24 Ocak 2011 Pazartesi

bıçağın yüzünden okunan...


sesinin soyunduğu adam kadar bıçak sür yüzüme,
kör olsun, teninin kenarlarından keskinliğine dokunan,
bıçaktaki buğulu yüzün...
belkide bıçağa üflüyorsun sen yüzünü kimbilir...
kimin nefesi çizebilir ki yüzünü sen kadar duman,
çeliğin tenine kim giydirebilir bu kadar masum seni sus haydi bana.
kimse kesemesin şiiri teninden,
yüzemesinler seni öyle koyu mavi gibi derinden...

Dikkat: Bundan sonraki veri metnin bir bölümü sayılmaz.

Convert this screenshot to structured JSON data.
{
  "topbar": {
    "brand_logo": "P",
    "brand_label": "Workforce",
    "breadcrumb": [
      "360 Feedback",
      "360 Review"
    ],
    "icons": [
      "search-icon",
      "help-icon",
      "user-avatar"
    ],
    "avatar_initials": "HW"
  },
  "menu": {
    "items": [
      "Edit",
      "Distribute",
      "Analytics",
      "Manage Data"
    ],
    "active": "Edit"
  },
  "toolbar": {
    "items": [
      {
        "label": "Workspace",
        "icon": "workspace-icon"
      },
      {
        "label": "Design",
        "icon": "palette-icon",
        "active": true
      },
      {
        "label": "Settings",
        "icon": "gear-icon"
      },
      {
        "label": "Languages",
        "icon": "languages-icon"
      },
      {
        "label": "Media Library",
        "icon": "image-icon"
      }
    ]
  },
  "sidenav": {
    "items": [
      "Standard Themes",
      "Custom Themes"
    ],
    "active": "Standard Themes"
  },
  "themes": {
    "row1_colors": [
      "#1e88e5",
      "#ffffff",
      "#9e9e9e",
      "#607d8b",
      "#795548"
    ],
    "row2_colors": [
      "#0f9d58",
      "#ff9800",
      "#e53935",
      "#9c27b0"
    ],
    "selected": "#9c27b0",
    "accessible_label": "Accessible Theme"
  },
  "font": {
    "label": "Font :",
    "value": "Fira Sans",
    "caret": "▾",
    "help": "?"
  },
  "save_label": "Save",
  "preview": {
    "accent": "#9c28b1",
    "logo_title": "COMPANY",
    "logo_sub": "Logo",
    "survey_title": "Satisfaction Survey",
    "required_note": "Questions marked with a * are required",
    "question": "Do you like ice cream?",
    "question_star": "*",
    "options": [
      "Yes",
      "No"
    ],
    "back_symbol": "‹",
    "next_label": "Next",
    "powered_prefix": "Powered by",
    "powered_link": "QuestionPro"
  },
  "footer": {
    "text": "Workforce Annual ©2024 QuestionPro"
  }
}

sesinin soyunduğu adam kadar bıçak sür yüzüme,
kör olsun, teninin kenarlarından keskinliğine dokunan,
bıçaktaki buğulu yüzün...
ölüm biletini kesilen ellerinin arasında sıkıp,
öpüp yırtan adam...
ve garda ayaklarını uzatıp oturan küçük bir çocuktu zaman,
bekleyişi tasavvuf...ve gidişi haram...
ölümüm,avuçlarımca öldürüldü bir mektubun sararan hatırasında benim.
pulu haram düşünceler yalandı oysa kaç defalarca cebimden...
posta kutusu zaman mı yaralarımızın peki söyle bana ... ?

sesinin soyunduğu adam kadar bıçak sür yüzüme,
kör olsun, teninin kenarlarından keskinliğine dokunan,
bıçaktaki buğulu yüzün...
ölemeyiz...
çünkü yaşamak,sürgünümüz bizim...
ve her nefesimiz şiiri bu sürgünün...
hasret ki ne hayret,cennetimiz bizim...


* herşey,mutfakta eski bir çekmeceden yüzüme bakan bir bıçağın yüzünden...
bir bıçağın yüzünden okundu herşey...
ve bir kesiğin yüzünden yazıldı tenimden damlayan
sıcağından soğuyan o iki damlacık zaman.